UE : la protection des lanceurs d’alerte renvoyée à plus tard

La directive sur le secret des affaires pose des premiers jalons à Bruxelles. Mais la création d’un véritable statut des lanceurs d’alerte risque de se faire attendre.
La question de la protection des lanceurs d'alerte touche à de nombreuses compétences de l'UE, parfois exclusives (concurrence, environnement, marché intérieur) mais aussi partagées (fiscalité).

La définition du secret des affaires sera maintenant la même dans tous les pays de l'Union européenne. Le Parlement européen a adopté la directive « secret des affaires » à une large majorité le 14 avril lors d'un vote à Strasbourg.

Le texte garantit ainsi aux entreprises européennes un niveau de protection homogène contre l'espionnage industriel dans les 28 États membres.  La directive permet de « lutter contre l'espionnage économique et industriel, le pillage dont sont victimes nos entreprises européennes, de protéger notre innovation et notre recherche, de défendre notre compétitivité européenne » a détaillé la rapporteure du texte, Constance Le Grip (PPE).

Pas de statut pour les lanceurs d'alerte

Mais ses conséquences sur la liberté d'information ont créé la controverse, notamment sur la question des lanceurs  d'alerte.

     >>Lire : Le Parlement peine à concilier liberté de la presse et secret d'affaires

En effet, malgré des améliorations notables lors des négociations, la directive ne va pas assez loin en matière de protection des lanceurs d'alertes, selon les organisations syndicales et ONG européennes, mais aussi pour certains eurodéputés notamment du groupe des Verts, qui ont tenté sans succès de reporter le vote.

«En plein scandale des Panama Papers, l'urgence n'était pas de protéger les secrets d'affaires, mais bien les lanceurs d'alerte.
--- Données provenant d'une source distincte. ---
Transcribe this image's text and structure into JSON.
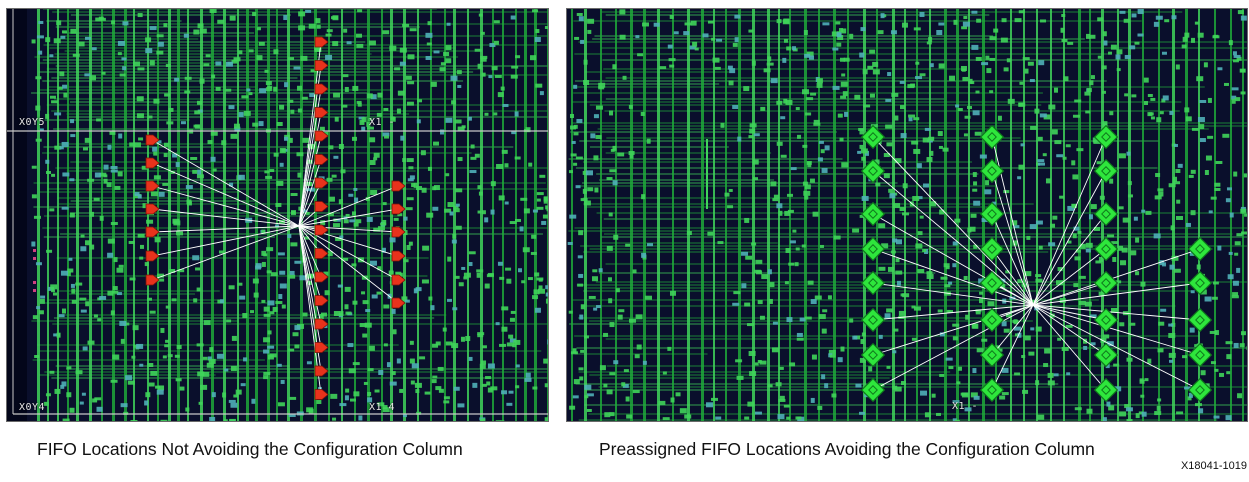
{
  "colors": {
    "background": "#0a0f2c",
    "logic_green": "#1fa83a",
    "bright_green": "#3fd45a",
    "cell_teal": "#4fb0b8",
    "fifo_unavoided": "#e8321c",
    "fifo_avoided": "#2ee63c",
    "net_line": "#ffffff",
    "region_border": "#c8c8c8"
  },
  "left_panel": {
    "region_labels": [
      "X0Y5",
      "X1 -",
      "X0Y4",
      "X1 4"
    ],
    "fifo_icon": "red-arrow-marker-icon",
    "fifo_count": 24
  },
  "right_panel": {
    "region_labels": [
      "X1 -"
    ],
    "fifo_icon": "green-diamond-marker-icon",
    "fifo_count": 31
  },
  "captions": {
    "left": "FIFO Locations Not Avoiding the Configuration Column",
    "right": "Preassigned FIFO Locations Avoiding the Configuration Column"
  },
  "figure_id": "X18041-1019"
}
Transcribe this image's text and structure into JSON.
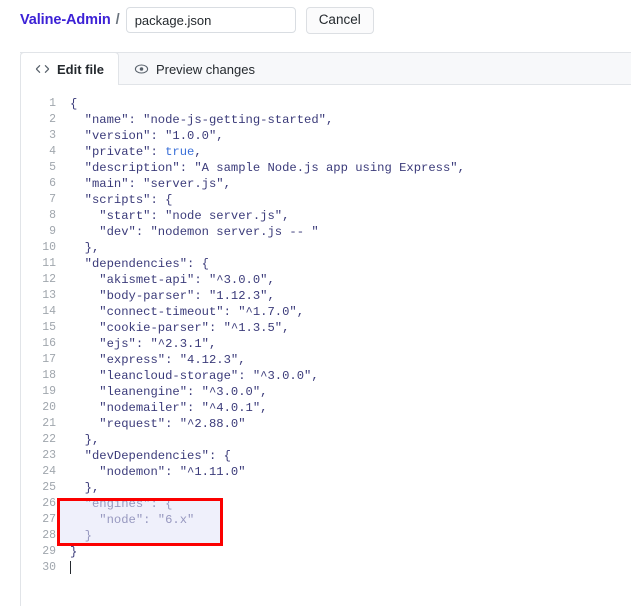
{
  "header": {
    "repo_name": "Valine-Admin",
    "path_separator": "/",
    "filename_value": "package.json",
    "filename_placeholder": "Name your file...",
    "cancel_label": "Cancel"
  },
  "tabs": [
    {
      "label": "Edit file",
      "icon": "code-icon",
      "active": true
    },
    {
      "label": "Preview changes",
      "icon": "eye-icon",
      "active": false
    }
  ],
  "editor": {
    "line_numbers": [
      "1",
      "2",
      "3",
      "4",
      "5",
      "6",
      "7",
      "8",
      "9",
      "10",
      "11",
      "12",
      "13",
      "14",
      "15",
      "16",
      "17",
      "18",
      "19",
      "20",
      "21",
      "22",
      "23",
      "24",
      "25",
      "26",
      "27",
      "28",
      "29",
      "30"
    ],
    "lines": [
      "{",
      "  \"name\": \"node-js-getting-started\",",
      "  \"version\": \"1.0.0\",",
      "  \"private\": true,",
      "  \"description\": \"A sample Node.js app using Express\",",
      "  \"main\": \"server.js\",",
      "  \"scripts\": {",
      "    \"start\": \"node server.js\",",
      "    \"dev\": \"nodemon server.js -- \"",
      "  },",
      "  \"dependencies\": {",
      "    \"akismet-api\": \"^3.0.0\",",
      "    \"body-parser\": \"1.12.3\",",
      "    \"connect-timeout\": \"^1.7.0\",",
      "    \"cookie-parser\": \"^1.3.5\",",
      "    \"ejs\": \"^2.3.1\",",
      "    \"express\": \"4.12.3\",",
      "    \"leancloud-storage\": \"^3.0.0\",",
      "    \"leanengine\": \"^3.0.0\",",
      "    \"nodemailer\": \"^4.0.1\",",
      "    \"request\": \"^2.88.0\"",
      "  },",
      "  \"devDependencies\": {",
      "    \"nodemon\": \"^1.11.0\"",
      "  },",
      "  \"engines\": {",
      "    \"node\": \"6.x\"",
      "  }",
      "}",
      ""
    ],
    "cursor_line": 30,
    "boolean_tokens": [
      "true"
    ]
  },
  "annotation": {
    "kind": "red-rectangle-highlight",
    "color": "#fb0000",
    "covers_lines": "26-28",
    "covers_text": "\"engines\": { \"node\": \"6.x\" }"
  }
}
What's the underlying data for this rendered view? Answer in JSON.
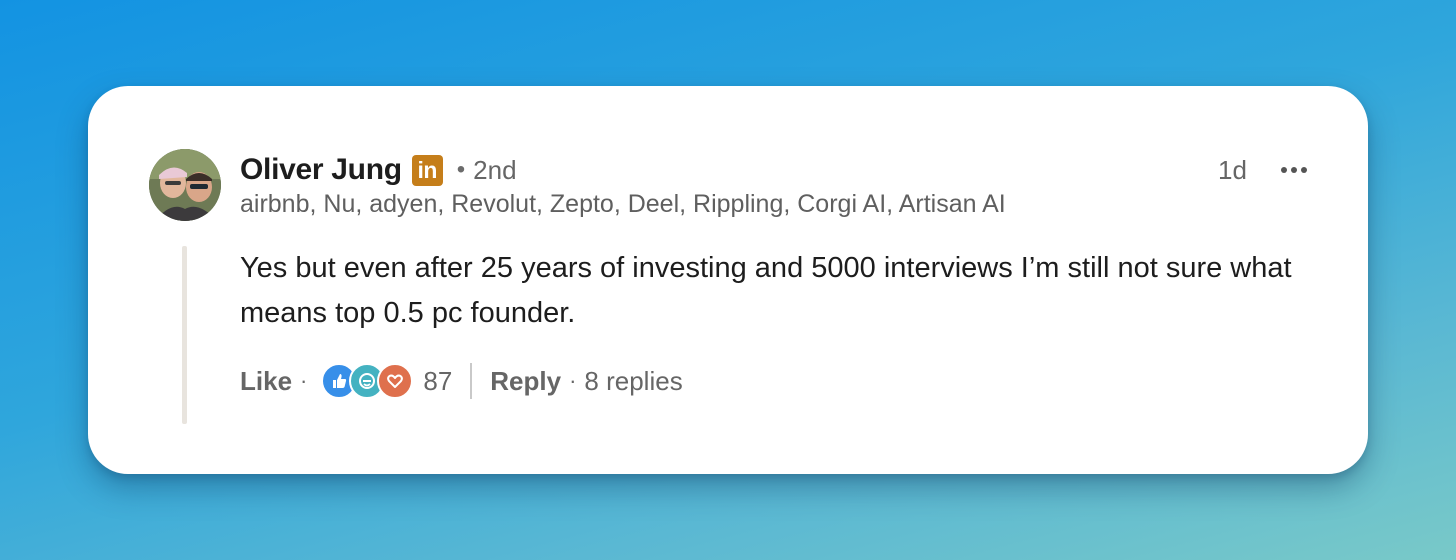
{
  "comment": {
    "author": {
      "name": "Oliver Jung",
      "badge": "in",
      "degree": "2nd",
      "headline": "airbnb, Nu, adyen, Revolut, Zepto, Deel, Rippling, Corgi AI, Artisan AI"
    },
    "timestamp": "1d",
    "separator": "•",
    "text": "Yes but even after 25 years of investing and 5000 interviews I’m still not sure what means top 0.5 pc founder.",
    "actions": {
      "like_label": "Like",
      "dot": "·",
      "reaction_icons": [
        "like-reaction-icon",
        "celebrate-reaction-icon",
        "love-reaction-icon"
      ],
      "reaction_count": "87",
      "reply_label": "Reply",
      "replies_label": "8 replies"
    }
  },
  "colors": {
    "badge": "#c57e1a",
    "like_reaction": "#378fe9",
    "celebrate_reaction": "#44b2c1",
    "love_reaction": "#df704d",
    "thread_line": "#e8e4de"
  }
}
C'est pourquoi les écologistes exigeaient le report du vote sur le secret des affaires tant que rien n'était fait pour protéger celles et ceux qui ont le courage de parler, malgré les poursuites et les pressions, au nom de l'intérêt public », a expliqué l'eurodéputé Pascal Durand (Vert).

La principale critique à l'encontre du texte porte sur «l'inversion de la charge de la preuve » explique Pascal Durand. En effet, il incombe par exemple aux lanceurs d'alerte de prouver qu'ils divulguent un secret d'affaires pour des raisons d'information du public, et non en raison d'un intérêt commercial. Un fonctionnement qui peut faire courir un risque judiciaire (et financier) disproportionné à ces derniers.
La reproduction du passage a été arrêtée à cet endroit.